[211] The interpretation of this passage has given rise to much discussion among the commentators and translators; I may refer the reader to the remarks of Poinsinet, i. 70, 71; of Alexandre in Lemaire, ii. 266; and of Marcus in Ajasson, ii. 328. I conceive the meaning of the author to be, that while the other planets become stationary, when at 120 degrees from the sun, Mars becomes so at 90 degrees, being detained by the rays, which act upon him more powerfully, in consequence of his being nearer to their source.
[212] I may refer to the remarks of Marcus on the respective distances from the sun at which Venus and Mercury become stationary, and when they attain their greatest elongations; Ajasson, ii. 328, 329. According to Ptolemy, Magn. Constr. lib. viii. cap. 7, the evening setting of Venus is at 5° 40′ from the sun, and that of Mercury at 11° 30′.
[213] “Ἁψὶς, ligneus rotæ circulus, ab ἅπτω necto;” Hederic in loco. The term is employed in a somewhat different sense by the modern astronomers, to signify the point in the orbit of a planet, when it is either at the greatest or the least distance from the earth, or the body about which it revolves; the former being termed the apogee, aphelion, or the higher apsis; the latter the perigee, perhelion, or lower apsis; Jennings on the Globes, pp. 64, 65.
[214] “mundo.”
[215] “ratione circini semper indubitata.”

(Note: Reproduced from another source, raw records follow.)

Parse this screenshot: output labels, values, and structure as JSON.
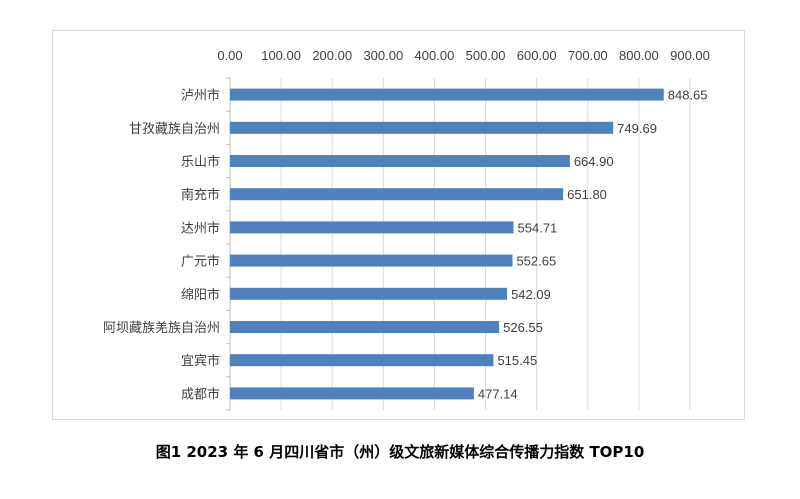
{
  "chart_data": {
    "type": "bar",
    "orientation": "horizontal",
    "categories": [
      "泸州市",
      "甘孜藏族自治州",
      "乐山市",
      "南充市",
      "达州市",
      "广元市",
      "绵阳市",
      "阿坝藏族羌族自治州",
      "宜宾市",
      "成都市"
    ],
    "values": [
      848.65,
      749.69,
      664.9,
      651.8,
      554.71,
      552.65,
      542.09,
      526.55,
      515.45,
      477.14
    ],
    "value_labels": [
      "848.65",
      "749.69",
      "664.90",
      "651.80",
      "554.71",
      "552.65",
      "542.09",
      "526.55",
      "515.45",
      "477.14"
    ],
    "xlim": [
      0,
      900
    ],
    "ticks": [
      "0.00",
      "100.00",
      "200.00",
      "300.00",
      "400.00",
      "500.00",
      "600.00",
      "700.00",
      "800.00",
      "900.00"
    ],
    "axis_position": "top",
    "grid": true,
    "bar_color": "#4f81bd",
    "title": "",
    "xlabel": "",
    "ylabel": ""
  },
  "caption": "图1   2023 年 6 月四川省市（州）级文旅新媒体综合传播力指数 TOP10"
}
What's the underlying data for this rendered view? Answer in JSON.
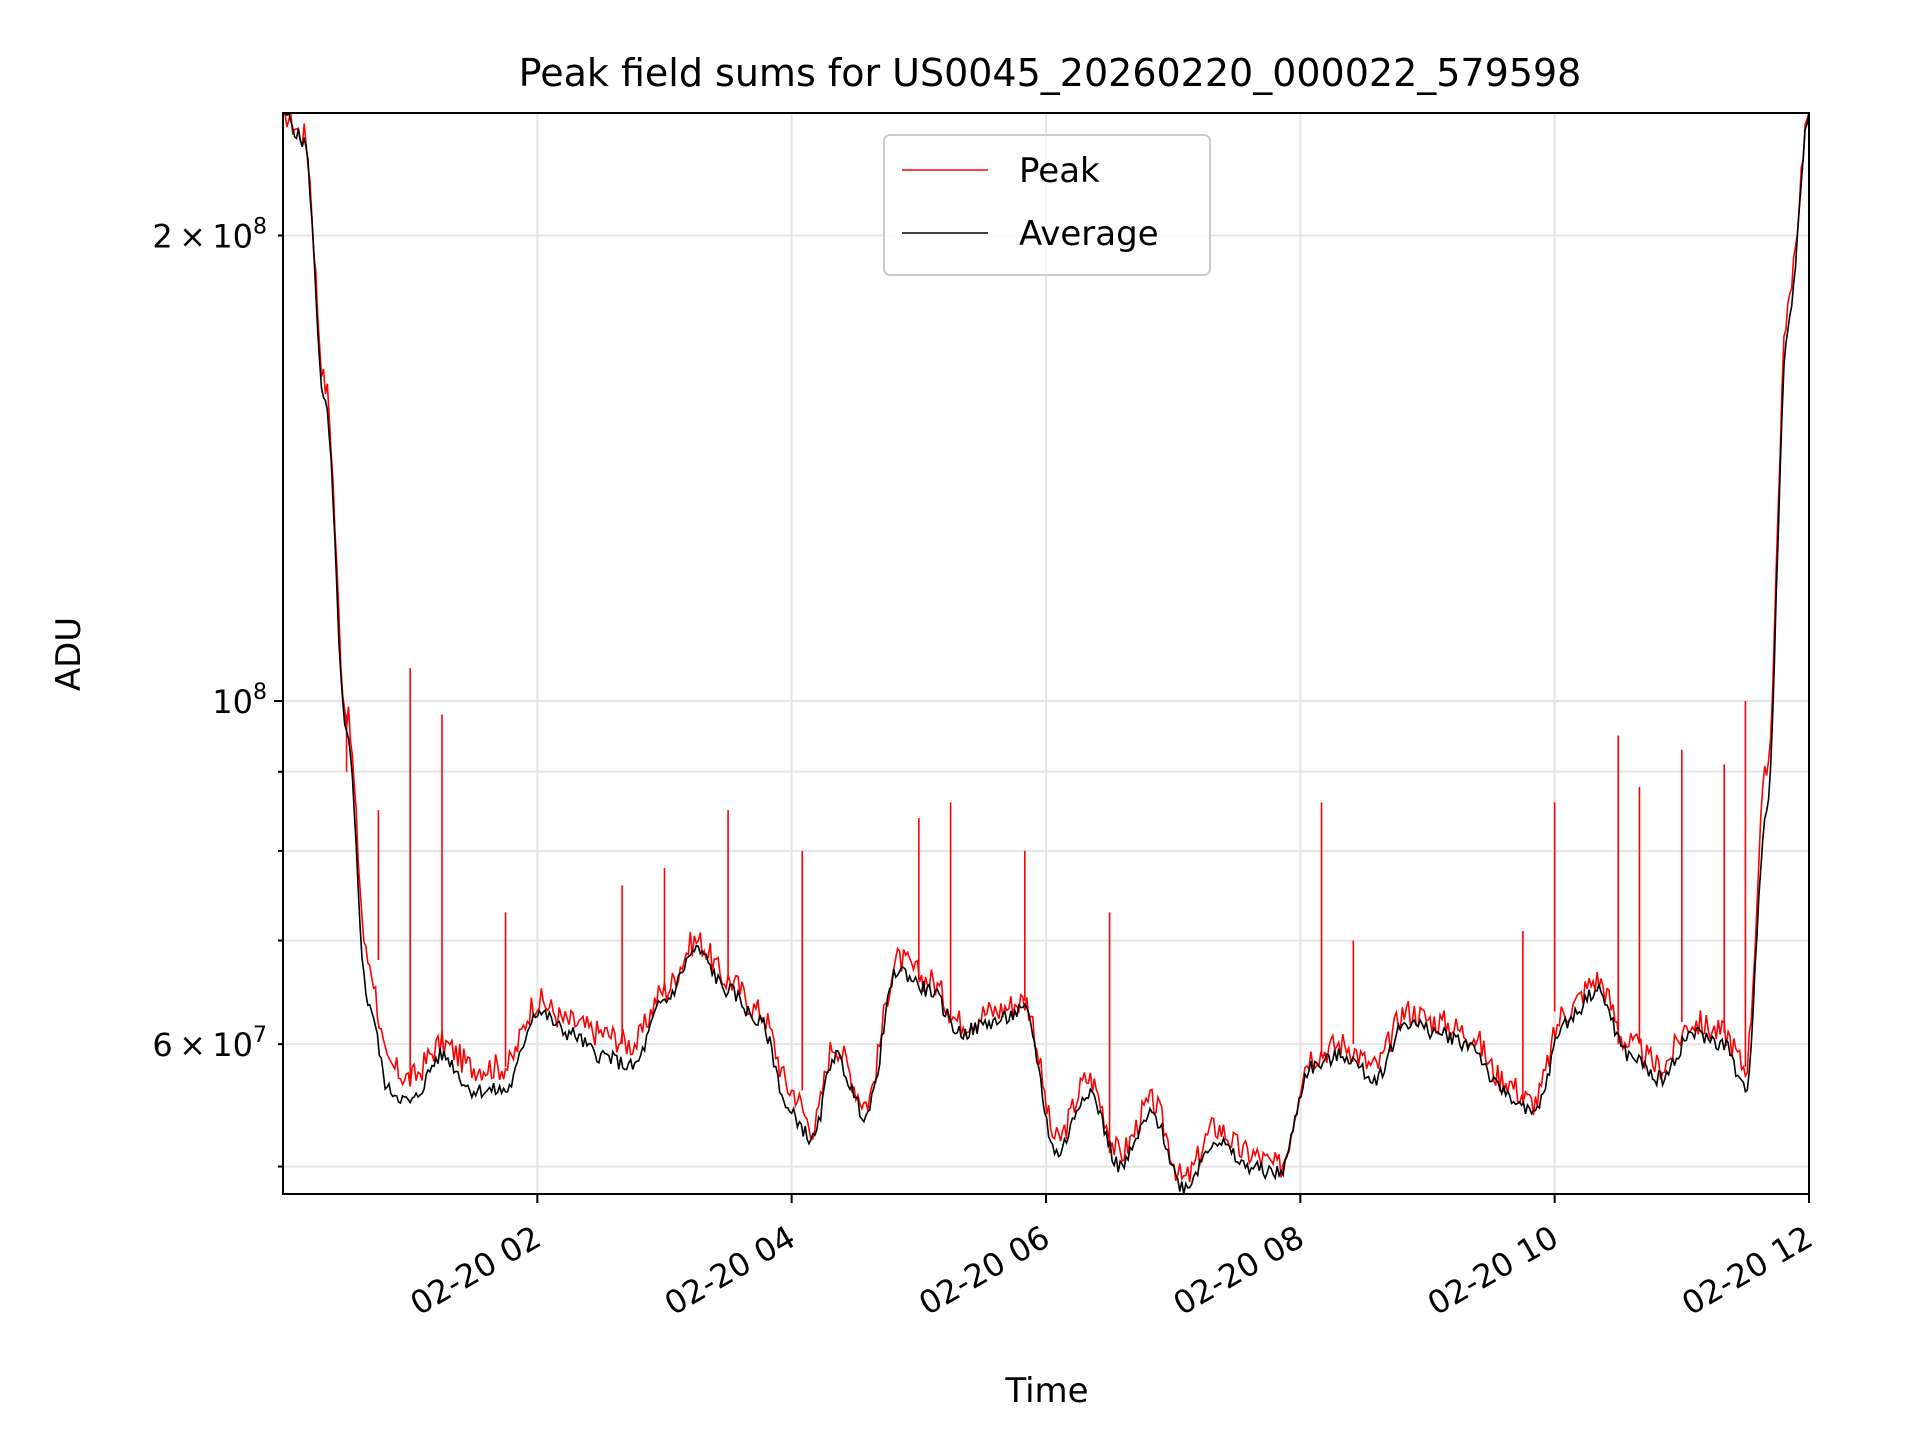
{
  "chart_data": {
    "type": "line",
    "title": "Peak field sums for US0045_20260220_000022_579598",
    "xlabel": "Time",
    "ylabel": "ADU",
    "x_range": [
      "2026-02-20 00:00",
      "2026-02-20 12:00"
    ],
    "ylim": [
      48000000,
      240000000
    ],
    "yscale": "log",
    "grid": true,
    "legend_position": "upper center",
    "x_ticks": [
      {
        "value": "2026-02-20 02:00",
        "label": "02-20 02"
      },
      {
        "value": "2026-02-20 04:00",
        "label": "02-20 04"
      },
      {
        "value": "2026-02-20 06:00",
        "label": "02-20 06"
      },
      {
        "value": "2026-02-20 08:00",
        "label": "02-20 08"
      },
      {
        "value": "2026-02-20 10:00",
        "label": "02-20 10"
      },
      {
        "value": "2026-02-20 12:00",
        "label": "02-20 12"
      }
    ],
    "y_ticks_major": [
      {
        "value": 100000000,
        "mantissa": "",
        "exponent": "8"
      }
    ],
    "y_ticks_minor": [
      {
        "value": 60000000,
        "mantissa": "6",
        "exponent": "7"
      },
      {
        "value": 200000000,
        "mantissa": "2",
        "exponent": "8"
      }
    ],
    "y_ticks_unlabeled": [
      50000000,
      70000000,
      80000000,
      90000000
    ],
    "series": [
      {
        "name": "Peak",
        "color": "#ff0000",
        "points": [
          [
            "2026-02-20 00:00",
            240000000
          ],
          [
            "2026-02-20 00:10",
            232000000
          ],
          [
            "2026-02-20 00:20",
            160000000
          ],
          [
            "2026-02-20 00:30",
            98000000
          ],
          [
            "2026-02-20 00:40",
            68000000
          ],
          [
            "2026-02-20 00:50",
            58000000
          ],
          [
            "2026-02-20 01:00",
            57000000
          ],
          [
            "2026-02-20 01:15",
            60000000
          ],
          [
            "2026-02-20 01:30",
            58000000
          ],
          [
            "2026-02-20 01:45",
            58000000
          ],
          [
            "2026-02-20 02:00",
            64000000
          ],
          [
            "2026-02-20 02:15",
            62000000
          ],
          [
            "2026-02-20 02:30",
            61000000
          ],
          [
            "2026-02-20 02:45",
            60000000
          ],
          [
            "2026-02-20 03:00",
            65000000
          ],
          [
            "2026-02-20 03:15",
            70000000
          ],
          [
            "2026-02-20 03:30",
            66000000
          ],
          [
            "2026-02-20 03:45",
            63000000
          ],
          [
            "2026-02-20 04:00",
            56000000
          ],
          [
            "2026-02-20 04:10",
            53000000
          ],
          [
            "2026-02-20 04:20",
            60000000
          ],
          [
            "2026-02-20 04:35",
            55000000
          ],
          [
            "2026-02-20 04:50",
            68000000
          ],
          [
            "2026-02-20 05:05",
            66000000
          ],
          [
            "2026-02-20 05:20",
            62000000
          ],
          [
            "2026-02-20 05:35",
            63000000
          ],
          [
            "2026-02-20 05:50",
            64000000
          ],
          [
            "2026-02-20 06:05",
            52000000
          ],
          [
            "2026-02-20 06:20",
            57000000
          ],
          [
            "2026-02-20 06:35",
            51000000
          ],
          [
            "2026-02-20 06:50",
            55000000
          ],
          [
            "2026-02-20 07:05",
            49000000
          ],
          [
            "2026-02-20 07:20",
            53000000
          ],
          [
            "2026-02-20 07:35",
            51000000
          ],
          [
            "2026-02-20 07:50",
            50000000
          ],
          [
            "2026-02-20 08:05",
            59000000
          ],
          [
            "2026-02-20 08:20",
            60000000
          ],
          [
            "2026-02-20 08:35",
            58000000
          ],
          [
            "2026-02-20 08:50",
            63000000
          ],
          [
            "2026-02-20 09:05",
            62000000
          ],
          [
            "2026-02-20 09:20",
            61000000
          ],
          [
            "2026-02-20 09:35",
            57000000
          ],
          [
            "2026-02-20 09:50",
            55000000
          ],
          [
            "2026-02-20 10:05",
            63000000
          ],
          [
            "2026-02-20 10:20",
            66000000
          ],
          [
            "2026-02-20 10:35",
            60000000
          ],
          [
            "2026-02-20 10:50",
            58000000
          ],
          [
            "2026-02-20 11:05",
            62000000
          ],
          [
            "2026-02-20 11:20",
            61000000
          ],
          [
            "2026-02-20 11:30",
            58000000
          ],
          [
            "2026-02-20 11:40",
            90000000
          ],
          [
            "2026-02-20 11:50",
            180000000
          ],
          [
            "2026-02-20 12:00",
            240000000
          ]
        ],
        "spikes": [
          [
            "2026-02-20 00:30",
            90000000
          ],
          [
            "2026-02-20 00:45",
            85000000
          ],
          [
            "2026-02-20 01:00",
            105000000
          ],
          [
            "2026-02-20 01:15",
            98000000
          ],
          [
            "2026-02-20 01:45",
            73000000
          ],
          [
            "2026-02-20 02:40",
            76000000
          ],
          [
            "2026-02-20 03:00",
            78000000
          ],
          [
            "2026-02-20 03:30",
            85000000
          ],
          [
            "2026-02-20 04:05",
            80000000
          ],
          [
            "2026-02-20 05:00",
            84000000
          ],
          [
            "2026-02-20 05:15",
            86000000
          ],
          [
            "2026-02-20 05:50",
            80000000
          ],
          [
            "2026-02-20 06:30",
            73000000
          ],
          [
            "2026-02-20 08:10",
            86000000
          ],
          [
            "2026-02-20 08:25",
            70000000
          ],
          [
            "2026-02-20 09:45",
            71000000
          ],
          [
            "2026-02-20 10:00",
            86000000
          ],
          [
            "2026-02-20 10:30",
            95000000
          ],
          [
            "2026-02-20 10:40",
            88000000
          ],
          [
            "2026-02-20 11:00",
            93000000
          ],
          [
            "2026-02-20 11:20",
            91000000
          ],
          [
            "2026-02-20 11:30",
            100000000
          ]
        ]
      },
      {
        "name": "Average",
        "color": "#000000",
        "points": [
          [
            "2026-02-20 00:00",
            240000000
          ],
          [
            "2026-02-20 00:10",
            230000000
          ],
          [
            "2026-02-20 00:20",
            155000000
          ],
          [
            "2026-02-20 00:30",
            95000000
          ],
          [
            "2026-02-20 00:40",
            64000000
          ],
          [
            "2026-02-20 00:50",
            56000000
          ],
          [
            "2026-02-20 01:00",
            55000000
          ],
          [
            "2026-02-20 01:15",
            59000000
          ],
          [
            "2026-02-20 01:30",
            56000000
          ],
          [
            "2026-02-20 01:45",
            56000000
          ],
          [
            "2026-02-20 02:00",
            63000000
          ],
          [
            "2026-02-20 02:15",
            61000000
          ],
          [
            "2026-02-20 02:30",
            59000000
          ],
          [
            "2026-02-20 02:45",
            58000000
          ],
          [
            "2026-02-20 03:00",
            64000000
          ],
          [
            "2026-02-20 03:15",
            69000000
          ],
          [
            "2026-02-20 03:30",
            65000000
          ],
          [
            "2026-02-20 03:45",
            62000000
          ],
          [
            "2026-02-20 04:00",
            54000000
          ],
          [
            "2026-02-20 04:10",
            52000000
          ],
          [
            "2026-02-20 04:20",
            59000000
          ],
          [
            "2026-02-20 04:35",
            54000000
          ],
          [
            "2026-02-20 04:50",
            67000000
          ],
          [
            "2026-02-20 05:05",
            65000000
          ],
          [
            "2026-02-20 05:20",
            61000000
          ],
          [
            "2026-02-20 05:35",
            62000000
          ],
          [
            "2026-02-20 05:50",
            63000000
          ],
          [
            "2026-02-20 06:05",
            51000000
          ],
          [
            "2026-02-20 06:20",
            56000000
          ],
          [
            "2026-02-20 06:35",
            50000000
          ],
          [
            "2026-02-20 06:50",
            54000000
          ],
          [
            "2026-02-20 07:05",
            48500000
          ],
          [
            "2026-02-20 07:20",
            52000000
          ],
          [
            "2026-02-20 07:35",
            50000000
          ],
          [
            "2026-02-20 07:50",
            49500000
          ],
          [
            "2026-02-20 08:05",
            58000000
          ],
          [
            "2026-02-20 08:20",
            59000000
          ],
          [
            "2026-02-20 08:35",
            57000000
          ],
          [
            "2026-02-20 08:50",
            62000000
          ],
          [
            "2026-02-20 09:05",
            61000000
          ],
          [
            "2026-02-20 09:20",
            60000000
          ],
          [
            "2026-02-20 09:35",
            56000000
          ],
          [
            "2026-02-20 09:50",
            54000000
          ],
          [
            "2026-02-20 10:05",
            62000000
          ],
          [
            "2026-02-20 10:20",
            65000000
          ],
          [
            "2026-02-20 10:35",
            59000000
          ],
          [
            "2026-02-20 10:50",
            57000000
          ],
          [
            "2026-02-20 11:05",
            61000000
          ],
          [
            "2026-02-20 11:20",
            60000000
          ],
          [
            "2026-02-20 11:30",
            56000000
          ],
          [
            "2026-02-20 11:40",
            85000000
          ],
          [
            "2026-02-20 11:50",
            175000000
          ],
          [
            "2026-02-20 12:00",
            240000000
          ]
        ]
      }
    ]
  }
}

[216] In consequence of the precession of the equinoxes these points are continually advancing from W. to E., and are now about 30 degrees from the situation they were in when the observations were first made by the modern astronomers.
[217] Our author here probably refers to the motions of the planets through their epicycles or secondary circles, the centres of which were supposed to be in the peripheries of the primary circles. See Alexandre in Lemaire, ii. 270.
[218] It is to this visible appearance of convexity in the heavens that Ovid refers in the story of Phaëton, where he is describing the daily path of the sun; Metam. ii. 63-67.
[219] “quam quod illi subjacet;” under this designation the author obviously meant to include the temperate zones, although it technically applies only to the part between the tropics. It is scarcely necessary to remark, that modern discoveries have shown that this opinion respecting the Arctic zone is not strictly correct.
[220] The breadth of the zodiac, which was limited by the ancients to 12 degrees, has been extended by the modern astronomers to 18, and would require to be much farther extended to include the newly discovered planet. Herschel’s Astronomy, § 254.